DATE: So tell me about yourself
ME: My brain sturdy like large oak table
DATE: Ok
My 10 y/o daughter checked my wife’s Fitbit and she “didn’t move enough last night to be Santa Claus” and I still don’t have a “real beard” so it appears the old man will be back next year.
[interviewing for job as assassin]
Me: I only have 1 rule
Interviewer: lemme guess. No women or kids
Me: huh? No, I just won’t work weekends
If you don’t know me, don’t judge me. Unless you’re making me a pizza and you say
“This woman looks like she wants extra cheese.” That’s ok
If you’re feeling down, park in a handicap space and soon a bunch of strangers will tell you that there’s nothing wrong with you!
“You will feel a little pressure but no pain…”
~Doctors or dentists about to hurt you bad
Your table is ready. Samantha will show you to your table by speed walking through our busy dining room. we will lose some of you in the process.

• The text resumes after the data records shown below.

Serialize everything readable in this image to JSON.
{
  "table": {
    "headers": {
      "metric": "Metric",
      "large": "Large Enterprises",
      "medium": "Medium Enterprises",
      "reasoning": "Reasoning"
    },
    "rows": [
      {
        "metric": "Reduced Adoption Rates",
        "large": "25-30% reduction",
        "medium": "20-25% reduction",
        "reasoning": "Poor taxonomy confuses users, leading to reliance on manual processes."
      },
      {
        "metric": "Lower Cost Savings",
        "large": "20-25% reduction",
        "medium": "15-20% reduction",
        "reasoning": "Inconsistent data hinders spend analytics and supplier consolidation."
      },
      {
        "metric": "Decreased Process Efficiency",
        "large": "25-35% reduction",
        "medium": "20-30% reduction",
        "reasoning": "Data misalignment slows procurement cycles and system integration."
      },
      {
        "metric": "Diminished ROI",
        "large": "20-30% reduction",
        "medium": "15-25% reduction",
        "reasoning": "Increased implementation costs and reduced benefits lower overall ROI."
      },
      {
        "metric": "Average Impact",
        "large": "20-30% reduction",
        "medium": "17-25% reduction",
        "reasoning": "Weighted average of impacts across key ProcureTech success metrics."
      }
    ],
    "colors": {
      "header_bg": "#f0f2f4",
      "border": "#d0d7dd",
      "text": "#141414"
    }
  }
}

Coworker: it’s weird not having snacks in the breakroom anymore
Me *quickly shoving donut drawer closed* good how are you
My husband doesn’t understand why I don’t just lock the door if I want to go to the bathroom alone, so next time he goes to poop I’m going to bang on the door and scream the whole time.
Cop: Here’s a ticket for reckless driving
Me: I’m flattered thank you but I have never even heard of that band
6 year old: Daddy, what if the plane goes down? Me: Don’t worry, your mom is with us. She never goes down. 6 year old: What? Me: Want candy?
Getting noise cancelling headphones for when the kids are home is sound advice
The attic in my garage that has been sealed shut for 3 years is mysteriously open and omg I have to move now.
My child: Mom, there’s a monster under my bed.
Me: “That’s impossible, they’re all running for president right now.”
I know I’m not alone but my biggest pet peeve is when one of the residents in my home yells from the kitchen to no one in particular (me), “ARE THE DISHES IN THE DISHWASHER CLEAN OR DIRTY?”
Him: Wanna see my prison tats?
Her: Ooh ok I like bad boys
Him: This one *lifts shirt* is of Alcatraz. It was built in 1934 and closed in
Educated Twitter about to come and differentiate for us between an earthquake and tremor.
We don’t care…as long as there is shaking.
Wife: cuddle?
Me: ok
Wife: I mean with me
Me: *with my teddy bear* right
[first date]
HER: So do you prefer cats or dogs?
ME: *scanning the menu* I don’t even see them on here. What page are you on?
If you ever lose your dog just open up a bag of chips.
Aquarius: Your career is moving forward this week. Not with you, of course. Wave to it as it drives away in a new Lamborghini.
Netflix announces price hike where you still pay $5.99 a month even if you don’t have an account.
If i ever experience an earthquake my first thought will probably be it’s godzilla.
Call me cute and I’ll bite your kneecap.
I’m just a girl, standing at the refrigerator, flipping a Kraft single over and over looking for where the wrapper starts.